Bei einer Übung im steirischen Eisenerz trainierte das Bundesheer jüngst auch den Einsatz bei politischen Kundgebungen.

Foto: Bundesheer / Daniel Trippolt

Eine Demonstration zieht durch die Straßen. "Friede, Freiheit, Menschlichkeit" wird skandiert, "Menschlichkeit kennt keine Hautfarbe" steht auf einem der Transparente. Plötzlich wird die Kundgebung von Gegendemonstranten angegriffen. Einsatzkräfte mit Helmen, Schildern und Schlagstöcken schreiten ein, fixieren einige Gegendemonstranten mit massiver Körperkraft am Boden. Die Einsatzkräfte in martialisch anmutender Montur sind allerdings keine Polizistinnen und Polizisten, sondern: Soldaten des österreichischen Bundesheeres.

Die beschriebene Szene stammt aus der "Ausbildungsübung Eisenerz 2022" des Bundesheers, die in den vergangenen beiden Wochen in der Steiermark stattfand. Auf dem Programm standen militärische Grundlagen wie "Durchkämmen von Gelände" oder "Angriff aus der Bewegung" – aber eben auch der Einsatz auf der "Demo" in Eisenerz.

Verfassung ermöglicht Assistenzeinsatz im Inland

Soldaten, die eine Kundgebung in Österreich begleiten und (Gegen-)Demonstranten niederringen – das ist aus mehreren Gründen ungewöhnlich. In erster Linie, weil es diesen Fall in langjähriger Vergangenheit außerhalb von Übungen nie gegeben hat. Für den Einsatz auf Demos ist in Österreich die Polizei zuständig – ebenso wie für alle anderen Bereiche, die die innere Sicherheit betreffen.

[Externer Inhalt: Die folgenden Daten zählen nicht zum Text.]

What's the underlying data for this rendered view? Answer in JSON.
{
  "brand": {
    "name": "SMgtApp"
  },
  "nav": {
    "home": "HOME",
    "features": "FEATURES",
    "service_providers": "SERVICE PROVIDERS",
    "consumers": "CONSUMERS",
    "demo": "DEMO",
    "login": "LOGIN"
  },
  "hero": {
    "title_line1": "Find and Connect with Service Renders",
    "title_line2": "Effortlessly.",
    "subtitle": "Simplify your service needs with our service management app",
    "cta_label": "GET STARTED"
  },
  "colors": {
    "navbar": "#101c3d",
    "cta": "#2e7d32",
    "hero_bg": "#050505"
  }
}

Die Bundesverfassung ermöglicht es allerdings, das Heer auch im Inland einzusetzen – und zwar im Rahmen eines Assistenzeinsatzes, wie dies aktuell schon zur Bewachung ausländischer Botschaften in Österreich oder bei den Grenzkontrollen im Burgenland passiert. In Artikel 79 der Verfassung ist festgehalten, dass das Bundesheer, "soweit die gesetzmäßige zivile Gewalt seine Mitwirkung in Anspruch nimmt, zum Schutz der verfassungsmäßigen Einrichtungen und ihrer Handlungsfähigkeit sowie der demokratischen Freiheiten der Einwohner" und "zur Aufrechterhaltung der Ordnung und Sicherheit im Inneren" eingesetzt werden kann.

Heer im Inneren als "Ultima Ratio"

Bei Demonstrationen wurde ein solcher Assistenzeinsatz in den vergangenen Jahrzehnten allerdings nie in Anspruch genommen. Überhaupt wird der Einsatz des Militärs im Inland aus historischen Gründen besonders kritisch beäugt – im österreichischen Bürgerkrieg der 1930er-Jahre hatten Soldaten bekanntlich auf Bürgerinnen und Bürger geschossen. Hinzu kommt, dass Soldatinnen und Soldaten nicht in derselben Art und Weise Deeskalationstraining erfahren wie Polizeiangehörige.

"Dem Einsatz des Heeres im Inland sind in der Verfassung aus gutem Grund enge Grenzen gesetzt", sagt Verfassungsrechtler Heinz Mayer zum STANDARD. "Das muss immer die Ultima Ratio sein." Einige Polizistinnen und Polizisten zu wenig wären dafür jedenfalls nicht ausreichend, sagt der Jurist. "Die Botschaftsbewachung durch das Heer ist daher wohl genauso verfassungswidrig wie der jahrzehntelange Grenzeinsatz." Es handle sich dabei um einen "schlampigen Umgang" mit dem Heer seit langen Jahren.

Training für den Auslandseinsatz

Aus dem Verteidigungsministerium heißt es gegenüber dem STANDARD, trainiert werde die Arbeit auf Demos ohnehin für den Auslandseinsatz. "Bei unseren stärksten Kontingenten im Kosovo und in Bosnien-Herzegowina haben wir solche Einsätze ununterbrochen", sagt ein Sprecher. Denn dort käme es regelmäßig zu großen Kundgebungen, auf denen heimische Soldaten auch schon schwer verletzt worden seien.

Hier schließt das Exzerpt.